Hong Kong’s privacy watchdog has issued the city’s first set of personal data protection guidelines for businesses using generative artificial intelligence (AI) services, saying it will carry out more compliance checks as AI adoption increases.

Companies using generative AI solutions should take a range of measures to protect personal data, including conducting risk assessments, deciding on the appropriate level of human oversight, and minimising the amount of personal data collected to train their models, according to a framework published by the Office of the Privacy Commissioner for Personal Data (PCPD) on Tuesday.

They should also set up an internal AI governance committee, led by a C-level executive, that reports directly to the board, according to the document.

The framework is the most comprehensive set of AI-related regulatory guidelines to date in Hong Kong, which currently does not have any laws or regulations specifically governing the technology that has seen rapid adoption since OpenAI’s launch of ChatGPT in late 2022.

Mayer Brown partner Amita Haylock (right), pictured at the Mayer Brown’s office in Central on January 11, 2023, says Hong Kong is likely to continue with an incremental approach to artificial intelligence regulation. Photo: Jonathan Wong

However, it does not impose mandatory requirements, noted Amita Haylock, a partner at the law firm Mayer Brown in Hong Kong.
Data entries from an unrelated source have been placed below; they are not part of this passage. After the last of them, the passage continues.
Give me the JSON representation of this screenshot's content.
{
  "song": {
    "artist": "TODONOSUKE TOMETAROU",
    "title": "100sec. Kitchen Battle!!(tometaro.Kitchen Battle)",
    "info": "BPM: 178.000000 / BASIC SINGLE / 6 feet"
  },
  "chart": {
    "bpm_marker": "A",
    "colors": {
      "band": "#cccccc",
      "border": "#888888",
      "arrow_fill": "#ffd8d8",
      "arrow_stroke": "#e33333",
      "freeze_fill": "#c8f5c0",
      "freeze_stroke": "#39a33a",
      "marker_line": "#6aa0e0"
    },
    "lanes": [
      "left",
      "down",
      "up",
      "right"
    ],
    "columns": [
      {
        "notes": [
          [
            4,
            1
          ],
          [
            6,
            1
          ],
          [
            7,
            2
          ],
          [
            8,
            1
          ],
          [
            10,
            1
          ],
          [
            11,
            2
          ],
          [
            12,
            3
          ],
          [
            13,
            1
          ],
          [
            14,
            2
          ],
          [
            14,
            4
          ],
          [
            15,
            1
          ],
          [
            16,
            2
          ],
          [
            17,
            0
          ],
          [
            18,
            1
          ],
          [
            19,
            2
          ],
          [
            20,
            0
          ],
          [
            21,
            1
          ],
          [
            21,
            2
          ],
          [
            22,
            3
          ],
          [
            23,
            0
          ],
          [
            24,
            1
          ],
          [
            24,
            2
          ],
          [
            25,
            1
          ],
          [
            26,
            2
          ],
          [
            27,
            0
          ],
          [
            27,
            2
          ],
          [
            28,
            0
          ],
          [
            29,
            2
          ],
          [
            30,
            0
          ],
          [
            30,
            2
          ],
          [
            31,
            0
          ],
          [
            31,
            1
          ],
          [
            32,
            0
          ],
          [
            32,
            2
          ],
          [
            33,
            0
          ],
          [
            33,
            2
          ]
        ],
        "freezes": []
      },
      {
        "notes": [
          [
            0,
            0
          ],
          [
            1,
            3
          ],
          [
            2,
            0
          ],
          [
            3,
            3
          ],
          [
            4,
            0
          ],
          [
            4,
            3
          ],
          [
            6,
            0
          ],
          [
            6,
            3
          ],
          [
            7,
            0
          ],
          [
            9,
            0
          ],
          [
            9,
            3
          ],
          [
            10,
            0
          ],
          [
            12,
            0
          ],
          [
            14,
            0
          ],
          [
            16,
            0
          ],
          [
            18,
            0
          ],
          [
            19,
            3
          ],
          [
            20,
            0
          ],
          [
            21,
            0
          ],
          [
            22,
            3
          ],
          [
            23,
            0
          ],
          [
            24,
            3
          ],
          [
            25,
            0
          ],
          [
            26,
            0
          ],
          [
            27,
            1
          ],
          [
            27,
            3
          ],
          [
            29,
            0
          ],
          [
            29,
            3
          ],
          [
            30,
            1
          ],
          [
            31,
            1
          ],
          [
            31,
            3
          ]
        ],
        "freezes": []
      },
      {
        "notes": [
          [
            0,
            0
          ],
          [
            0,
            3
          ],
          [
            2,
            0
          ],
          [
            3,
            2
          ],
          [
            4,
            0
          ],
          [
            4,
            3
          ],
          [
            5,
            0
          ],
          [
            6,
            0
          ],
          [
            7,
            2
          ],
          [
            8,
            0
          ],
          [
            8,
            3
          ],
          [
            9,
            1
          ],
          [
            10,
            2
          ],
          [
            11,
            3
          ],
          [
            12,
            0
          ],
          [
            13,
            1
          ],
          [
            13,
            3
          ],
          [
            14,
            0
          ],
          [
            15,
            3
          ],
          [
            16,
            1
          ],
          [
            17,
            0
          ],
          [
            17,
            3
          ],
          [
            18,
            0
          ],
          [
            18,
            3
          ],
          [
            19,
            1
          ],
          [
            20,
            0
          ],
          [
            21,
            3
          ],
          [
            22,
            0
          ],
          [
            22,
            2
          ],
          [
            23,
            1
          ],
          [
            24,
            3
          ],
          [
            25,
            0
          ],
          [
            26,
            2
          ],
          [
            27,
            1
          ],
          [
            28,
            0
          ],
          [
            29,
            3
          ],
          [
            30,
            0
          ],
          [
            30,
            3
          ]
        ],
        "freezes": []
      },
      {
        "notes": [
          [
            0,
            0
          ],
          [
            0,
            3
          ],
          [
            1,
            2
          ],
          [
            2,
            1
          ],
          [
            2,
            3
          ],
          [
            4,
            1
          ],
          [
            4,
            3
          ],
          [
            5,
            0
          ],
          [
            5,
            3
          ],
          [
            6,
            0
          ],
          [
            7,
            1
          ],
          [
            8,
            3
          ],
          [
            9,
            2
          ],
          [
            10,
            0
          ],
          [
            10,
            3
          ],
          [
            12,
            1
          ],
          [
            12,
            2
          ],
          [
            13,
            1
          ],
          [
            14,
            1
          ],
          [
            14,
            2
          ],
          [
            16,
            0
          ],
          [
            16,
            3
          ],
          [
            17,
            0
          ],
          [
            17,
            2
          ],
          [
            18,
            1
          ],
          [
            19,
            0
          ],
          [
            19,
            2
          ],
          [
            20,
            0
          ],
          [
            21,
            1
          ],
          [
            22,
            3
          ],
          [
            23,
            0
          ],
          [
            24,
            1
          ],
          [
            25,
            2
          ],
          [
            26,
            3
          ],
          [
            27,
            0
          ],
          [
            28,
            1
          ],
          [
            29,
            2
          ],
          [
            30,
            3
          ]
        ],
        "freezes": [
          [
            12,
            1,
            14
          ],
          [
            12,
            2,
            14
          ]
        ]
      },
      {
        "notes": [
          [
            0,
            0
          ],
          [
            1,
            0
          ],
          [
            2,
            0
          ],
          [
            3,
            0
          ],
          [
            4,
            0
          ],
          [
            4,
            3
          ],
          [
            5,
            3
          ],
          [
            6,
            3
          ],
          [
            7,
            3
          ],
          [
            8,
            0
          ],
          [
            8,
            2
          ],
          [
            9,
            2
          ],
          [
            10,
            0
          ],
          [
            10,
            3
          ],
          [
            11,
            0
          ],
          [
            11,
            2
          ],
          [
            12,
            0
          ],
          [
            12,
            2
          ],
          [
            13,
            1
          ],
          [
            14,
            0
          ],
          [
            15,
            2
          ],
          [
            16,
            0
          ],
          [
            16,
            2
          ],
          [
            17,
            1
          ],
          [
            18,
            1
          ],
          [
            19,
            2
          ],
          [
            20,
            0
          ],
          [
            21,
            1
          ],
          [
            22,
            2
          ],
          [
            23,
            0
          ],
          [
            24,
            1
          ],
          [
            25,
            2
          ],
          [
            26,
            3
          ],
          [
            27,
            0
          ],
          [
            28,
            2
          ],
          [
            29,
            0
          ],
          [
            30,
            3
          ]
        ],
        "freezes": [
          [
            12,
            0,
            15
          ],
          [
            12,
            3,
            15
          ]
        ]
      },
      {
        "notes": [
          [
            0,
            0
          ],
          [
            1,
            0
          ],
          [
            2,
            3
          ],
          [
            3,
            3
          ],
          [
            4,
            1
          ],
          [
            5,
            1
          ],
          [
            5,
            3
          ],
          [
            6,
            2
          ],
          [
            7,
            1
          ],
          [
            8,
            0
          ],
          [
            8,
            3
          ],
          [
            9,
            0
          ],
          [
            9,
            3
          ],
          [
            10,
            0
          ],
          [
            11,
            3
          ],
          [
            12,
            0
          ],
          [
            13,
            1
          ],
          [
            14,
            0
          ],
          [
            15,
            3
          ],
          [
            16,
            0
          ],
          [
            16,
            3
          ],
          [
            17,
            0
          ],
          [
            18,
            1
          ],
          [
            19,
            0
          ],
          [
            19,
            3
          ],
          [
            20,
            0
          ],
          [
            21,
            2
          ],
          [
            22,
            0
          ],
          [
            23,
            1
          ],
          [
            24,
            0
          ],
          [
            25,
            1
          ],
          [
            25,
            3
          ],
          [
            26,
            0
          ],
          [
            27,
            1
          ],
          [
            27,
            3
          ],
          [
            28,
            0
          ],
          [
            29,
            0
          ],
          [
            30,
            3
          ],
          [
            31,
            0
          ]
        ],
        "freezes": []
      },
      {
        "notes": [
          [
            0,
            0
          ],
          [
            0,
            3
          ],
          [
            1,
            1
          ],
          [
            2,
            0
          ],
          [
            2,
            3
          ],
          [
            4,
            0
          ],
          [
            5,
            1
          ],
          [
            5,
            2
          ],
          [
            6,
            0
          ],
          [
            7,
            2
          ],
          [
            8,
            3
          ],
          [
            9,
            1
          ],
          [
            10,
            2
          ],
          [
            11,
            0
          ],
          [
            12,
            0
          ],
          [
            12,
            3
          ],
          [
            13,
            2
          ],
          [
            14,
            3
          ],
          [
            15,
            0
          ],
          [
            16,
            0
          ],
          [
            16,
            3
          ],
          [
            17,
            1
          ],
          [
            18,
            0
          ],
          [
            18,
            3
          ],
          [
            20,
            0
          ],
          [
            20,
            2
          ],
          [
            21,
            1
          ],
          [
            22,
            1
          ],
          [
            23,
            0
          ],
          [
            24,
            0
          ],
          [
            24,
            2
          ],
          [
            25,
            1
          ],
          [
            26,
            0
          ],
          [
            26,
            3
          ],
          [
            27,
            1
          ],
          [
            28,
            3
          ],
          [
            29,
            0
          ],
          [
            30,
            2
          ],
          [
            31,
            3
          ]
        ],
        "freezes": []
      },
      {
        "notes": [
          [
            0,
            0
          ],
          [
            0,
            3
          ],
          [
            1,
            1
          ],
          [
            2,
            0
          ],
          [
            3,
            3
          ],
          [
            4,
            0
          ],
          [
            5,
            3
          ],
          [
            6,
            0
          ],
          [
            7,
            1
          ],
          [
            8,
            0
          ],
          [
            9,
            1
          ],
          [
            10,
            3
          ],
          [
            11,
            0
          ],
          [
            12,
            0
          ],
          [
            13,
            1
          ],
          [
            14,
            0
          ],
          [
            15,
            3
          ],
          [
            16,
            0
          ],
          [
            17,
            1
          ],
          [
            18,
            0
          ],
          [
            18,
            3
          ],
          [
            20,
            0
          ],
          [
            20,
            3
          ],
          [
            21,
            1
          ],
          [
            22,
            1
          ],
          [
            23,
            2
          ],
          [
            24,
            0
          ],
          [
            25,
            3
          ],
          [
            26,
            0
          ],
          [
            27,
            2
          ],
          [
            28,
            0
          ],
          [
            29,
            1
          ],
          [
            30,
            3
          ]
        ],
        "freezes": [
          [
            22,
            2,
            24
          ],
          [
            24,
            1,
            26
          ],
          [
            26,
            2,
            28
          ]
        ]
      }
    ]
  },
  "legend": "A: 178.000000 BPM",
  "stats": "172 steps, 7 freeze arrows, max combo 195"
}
“Given the government’s strong support for innovation and technology, I believe it is likely to continue with an incremental approach to AI use and development by introducing voluntary guidelines and subject matter-specific measures – for example, in data privacy and intellectual property – rather than enact sweeping laws and regulations in this regard,” she said.

The PCPD in 2021 published a guidance on the ethical development and use of AI, which covered several principles including accountability, transparency, fairness and security. The Hong Kong Monetary Authority also issued a document covering “high-level principles” of AI.

Hong Kong Secretary for Innovation, Technology and Industry Sun Dong said in February last year that the city will set up a special task force to navigate “disruptive” technological achievements such as ChatGPT.
Hong Kong workplaces have seen a significant increase in the use of AI, according to a report published by Microsoft and LinkedIn last week. It found that 88 per cent of knowledge workers in the city use generative AI tools, higher than the global average of 75 per cent.

The PCPD from last August to February carried out compliance checks on 28 local organisations to examine their personal data collection and protection practices related to AI use. The agency found that 21 used AI in their day-to-day operations, according to the resulting report published in February.

The regulator said 10 of these organisations collected personal data, using appropriate security measures while doing so, according to the report.

The PCPD was happy to see that Hong Kong companies were compliant with data regulations, Privacy Commissioner Ada Chung Lai-ling said on Tuesday at a media briefing. As more institutions in Hong Kong start to adopt AI services, the PCPD will continue to conduct more compliance checks, she added.

Chung noted that many Hong Kong companies have raised questions about using AI in a compliant manner, but said those that follow the new PCPD framework can be assured that they are complying with local regulations.

Still, small and medium-sized enterprises, which are increasingly adopting AI, may struggle to invest the time and resources needed to fully comply with these best practices, said Mayer Brown’s Haylock.